18 August 2009 – Chart of the Week
Chart of the Week: The S&P 500’s exponential moving averages flag a shift in the market
Technical analysis can easily seem to be an uneasy mixture of obscure jargon and seat-of-the pants guesswork, sort of the zany astrology counterpart to the hard-edged astronomy of Graham and Dodd. But fundamental analysis is far from pure science itself and new thinking in behavioral finance edges the mainstream ever closer to the technicians. Moreover, there’s a good case to be made that many quantitative models share the same underlying assumptions about the persistence of momentum and other trends that play out within some equilibrium. Our own process is driven by the search for discontinuous change and we are intellectual magpies about the market in general, including the findings of the technical analysts, albeit always with a healthy dose of skepticism.
One widely-watched measure of market momentum recently crossed an important threshold to give its first “buy” signal in six years. The idea behind a chart like this is that when a relatively short-term moving average of the market crosses above (or drops below) a longer-term moving average, then the market is signaling a shift in momentum into a new bull (or bear) market. In this chart, the moving averages are for 50 and 200 days and the exponential moving average gives more weight to recent data points than a simple moving average.

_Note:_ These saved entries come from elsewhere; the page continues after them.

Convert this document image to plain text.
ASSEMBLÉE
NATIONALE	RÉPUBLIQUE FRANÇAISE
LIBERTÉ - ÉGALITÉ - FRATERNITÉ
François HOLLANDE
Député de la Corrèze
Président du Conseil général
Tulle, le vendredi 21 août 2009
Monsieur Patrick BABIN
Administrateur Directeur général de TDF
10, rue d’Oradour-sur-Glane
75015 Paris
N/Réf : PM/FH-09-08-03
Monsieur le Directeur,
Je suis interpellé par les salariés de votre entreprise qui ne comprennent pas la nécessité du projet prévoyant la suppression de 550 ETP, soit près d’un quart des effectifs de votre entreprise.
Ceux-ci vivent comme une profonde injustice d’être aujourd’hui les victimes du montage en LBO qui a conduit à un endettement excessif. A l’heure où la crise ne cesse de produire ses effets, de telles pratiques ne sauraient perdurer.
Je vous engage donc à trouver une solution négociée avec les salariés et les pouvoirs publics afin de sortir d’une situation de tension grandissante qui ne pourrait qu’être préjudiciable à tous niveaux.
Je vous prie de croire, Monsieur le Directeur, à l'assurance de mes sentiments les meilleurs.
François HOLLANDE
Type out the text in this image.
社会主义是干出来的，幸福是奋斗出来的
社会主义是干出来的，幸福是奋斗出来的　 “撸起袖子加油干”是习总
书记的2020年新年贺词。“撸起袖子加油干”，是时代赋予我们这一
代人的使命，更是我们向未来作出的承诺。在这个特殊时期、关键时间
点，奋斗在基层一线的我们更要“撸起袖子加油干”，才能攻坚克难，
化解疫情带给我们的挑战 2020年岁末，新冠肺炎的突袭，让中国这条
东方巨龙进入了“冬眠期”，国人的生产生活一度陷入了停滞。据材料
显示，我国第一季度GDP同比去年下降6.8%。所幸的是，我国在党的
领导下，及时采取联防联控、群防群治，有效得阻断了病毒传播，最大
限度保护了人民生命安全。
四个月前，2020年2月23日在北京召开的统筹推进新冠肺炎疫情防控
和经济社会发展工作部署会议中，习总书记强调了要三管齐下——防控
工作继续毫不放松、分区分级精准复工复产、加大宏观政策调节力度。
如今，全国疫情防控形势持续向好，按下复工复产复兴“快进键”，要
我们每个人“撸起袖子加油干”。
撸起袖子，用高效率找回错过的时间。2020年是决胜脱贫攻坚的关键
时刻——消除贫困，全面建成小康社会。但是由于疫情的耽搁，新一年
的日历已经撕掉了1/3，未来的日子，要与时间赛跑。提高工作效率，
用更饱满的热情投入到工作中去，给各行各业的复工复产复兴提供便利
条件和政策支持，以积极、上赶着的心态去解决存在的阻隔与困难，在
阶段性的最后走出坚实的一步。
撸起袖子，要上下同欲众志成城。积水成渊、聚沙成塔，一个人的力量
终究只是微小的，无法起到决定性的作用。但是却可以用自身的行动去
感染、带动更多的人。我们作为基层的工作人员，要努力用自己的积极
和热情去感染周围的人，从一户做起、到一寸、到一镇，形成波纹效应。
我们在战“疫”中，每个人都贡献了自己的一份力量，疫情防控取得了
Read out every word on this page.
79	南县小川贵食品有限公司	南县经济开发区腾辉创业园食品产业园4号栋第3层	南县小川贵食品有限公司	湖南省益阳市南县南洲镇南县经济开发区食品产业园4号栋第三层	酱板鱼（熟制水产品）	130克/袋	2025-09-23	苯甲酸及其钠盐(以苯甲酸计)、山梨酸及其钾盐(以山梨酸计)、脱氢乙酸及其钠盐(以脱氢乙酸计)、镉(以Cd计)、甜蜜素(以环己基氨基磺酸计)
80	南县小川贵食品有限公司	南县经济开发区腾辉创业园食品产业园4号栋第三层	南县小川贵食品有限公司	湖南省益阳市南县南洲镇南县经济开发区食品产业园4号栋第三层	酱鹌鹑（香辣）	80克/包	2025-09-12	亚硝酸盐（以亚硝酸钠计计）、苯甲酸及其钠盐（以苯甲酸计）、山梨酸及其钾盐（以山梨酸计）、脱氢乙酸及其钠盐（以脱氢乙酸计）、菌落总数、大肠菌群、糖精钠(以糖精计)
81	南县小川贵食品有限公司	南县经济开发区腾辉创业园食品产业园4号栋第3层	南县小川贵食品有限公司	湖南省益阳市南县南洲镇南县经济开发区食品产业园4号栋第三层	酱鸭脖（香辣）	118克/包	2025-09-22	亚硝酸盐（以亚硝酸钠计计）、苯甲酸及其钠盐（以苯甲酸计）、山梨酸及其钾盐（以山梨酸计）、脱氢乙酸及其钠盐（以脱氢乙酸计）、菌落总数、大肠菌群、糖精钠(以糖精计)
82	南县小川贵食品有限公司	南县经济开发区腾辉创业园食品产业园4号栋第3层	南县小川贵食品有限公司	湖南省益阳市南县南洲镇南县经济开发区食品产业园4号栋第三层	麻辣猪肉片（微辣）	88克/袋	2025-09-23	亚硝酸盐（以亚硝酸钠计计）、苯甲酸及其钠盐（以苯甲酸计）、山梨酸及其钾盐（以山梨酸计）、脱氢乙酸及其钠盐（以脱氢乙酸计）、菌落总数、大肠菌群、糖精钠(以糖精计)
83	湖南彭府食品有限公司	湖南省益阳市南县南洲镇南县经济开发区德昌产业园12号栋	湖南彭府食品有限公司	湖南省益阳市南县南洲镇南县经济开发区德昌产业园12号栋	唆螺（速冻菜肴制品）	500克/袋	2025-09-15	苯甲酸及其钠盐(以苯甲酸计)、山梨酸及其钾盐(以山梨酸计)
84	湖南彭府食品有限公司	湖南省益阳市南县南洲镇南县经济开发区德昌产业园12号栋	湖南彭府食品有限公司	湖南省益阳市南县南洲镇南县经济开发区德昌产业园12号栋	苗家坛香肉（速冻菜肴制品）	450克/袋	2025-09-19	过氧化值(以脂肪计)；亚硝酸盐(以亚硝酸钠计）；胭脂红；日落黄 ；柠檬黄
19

Over the past decade or so, the signals have been remarkably reliable, flagging a market peak in late 2001, a bottom in early 2003, and the next peak in early 2008. On August 11, the momentum indicators crossed again to flag a new bull market, a signal that has held up despite the sell-off over the past few days. Of course, history is stuffed with models that work until they don’t. This model itself was far less reliable prior to 2000. Even so, for students of change, the market could be confirming a sea change in the macro outlook.